Een overzicht van de belangrijkste functies van de provincies op dit moment, zoals omschreven door het kabinet-Lubbers-II, hebben wij ontleend aan Modderkolk en Van de Riet (zie literatuur paragraaf 2). Deze functies zijn:
- integratiefunctie: vooral de zorg voor integratie van medebewindstaken op mesoniveau op verschillende terreinen (intersectoraal overzicht) en terzake fungeren als schakel tussen rijk en gemeenten
- functie van bestuurlijk middenkader: coördinatie tussen gemeenten en wetenschappen; conflictoplossing; allocatie van middelen en voorzieningen; toezicht; geschillenbeslechting
- bestuurlijke organisatiefunctie: onder andere inzake intergemeentelijke samenwerking en gemeentelijke herindeling
- “service-functie”: overdracht van kennis en informatie naar gemeentenbelangenbehartigersfunctie: vooral voor de ,,eigen” gemeenten
- vangnetfunctie: opvang van bestuurlijk vacuüm op rijks- en lokaal niveau
- sturende en kaderscheppende functie: met betrekking tot maatschappelijke organisaties, onderhoud van contacten met en tussen organisaties die op regionaal niveau opereren
- uitvoerende functie: betreft de doe-taken van de provincie (bijvoorbeeld bejaardenoorden, vaarwegen, wegen en landschap)
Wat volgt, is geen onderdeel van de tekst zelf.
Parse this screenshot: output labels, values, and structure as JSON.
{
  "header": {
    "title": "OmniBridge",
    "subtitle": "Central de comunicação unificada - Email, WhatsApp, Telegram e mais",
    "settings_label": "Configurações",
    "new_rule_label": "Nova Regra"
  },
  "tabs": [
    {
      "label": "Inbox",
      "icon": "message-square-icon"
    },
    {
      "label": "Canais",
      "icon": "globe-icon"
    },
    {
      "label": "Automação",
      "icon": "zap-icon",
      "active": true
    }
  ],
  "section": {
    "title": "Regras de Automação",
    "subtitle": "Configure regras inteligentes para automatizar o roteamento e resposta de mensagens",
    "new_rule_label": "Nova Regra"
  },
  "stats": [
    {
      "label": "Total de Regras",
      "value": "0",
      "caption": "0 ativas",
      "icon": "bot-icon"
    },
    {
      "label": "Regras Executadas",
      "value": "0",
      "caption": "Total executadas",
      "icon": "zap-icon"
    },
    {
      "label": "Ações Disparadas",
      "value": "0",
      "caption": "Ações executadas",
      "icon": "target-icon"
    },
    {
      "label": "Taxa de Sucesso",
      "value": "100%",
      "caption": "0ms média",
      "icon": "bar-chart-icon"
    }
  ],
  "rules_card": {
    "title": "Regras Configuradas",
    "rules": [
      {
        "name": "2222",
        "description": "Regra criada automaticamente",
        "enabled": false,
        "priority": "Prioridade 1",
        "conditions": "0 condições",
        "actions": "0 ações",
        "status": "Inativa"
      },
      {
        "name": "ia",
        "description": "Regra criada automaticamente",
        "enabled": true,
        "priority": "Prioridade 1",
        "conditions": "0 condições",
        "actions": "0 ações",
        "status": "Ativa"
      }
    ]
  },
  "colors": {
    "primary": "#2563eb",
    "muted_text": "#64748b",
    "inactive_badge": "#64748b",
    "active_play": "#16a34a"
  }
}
- pleitbezorger: van belangen van burgerij en instellingen en bedrijven in de provincie.
Het komt niet als een verrassing dat deze functies eigenlijk pas in de laatste twee decennia tot ontwikkeling zijn gekomen. Alleen de tweede functie in dit overzicht is traditioneel. De eerste functie is zeer belangrijk geworden. De provincie vervult een centrale rol in de planvormingsstructuren in ons land. De zesde en de zevende functie zijn goed beschouwd van meest recente datum. Van de drie lagen van algemeen bestuur is de provincie op dit moment de meest flexibele. In die zin kan haar huidige rol wellicht worden vergeleken met die welke gemeenten vervulden tussen 1880-1920. Nu ontwikkelt de provincie initiatieven waar Rijk en/of gemeenten node inspanning moeten laten liggen. De provincie kan zo een bestuurlijk vacuüm opvullen. Onlangs is betoogd dat flexibele regionalisering wel eens het antwoord kan zijn op de bestuurlijke vraagstukken die zich manifesteren tussen het lokale en rijksniveau in. Flexibele regionalisering kan worden omschreven als het binnen een basisstructuur relatief soepel en veerkrachtig opvangen van steeds wisselende “regionale” schaalvraagstukken. Tussen het beneden-nationale en boven-lokale niveau bevindt zich een omvangrijk pakket aan voorzieningen en diensten, waarbinnen voortdurend gezocht wordt naar optimale aansluiting bij vigerende maatschappelijke samenhangen. In concreto houdt dit in dat de provincie een taak op zich kan nemen die, eenmaal ontwikkeld, op een ander (hoger of lager schaalniveau) verder kan worden begeleid, beheerd en dergelijke. Rijks- en gemeentelijk niveau beheren immers reeds een omvangrijk takenpakket en beschikken over veel minder “ruimte” om nieuwe taken te ontwikkelen.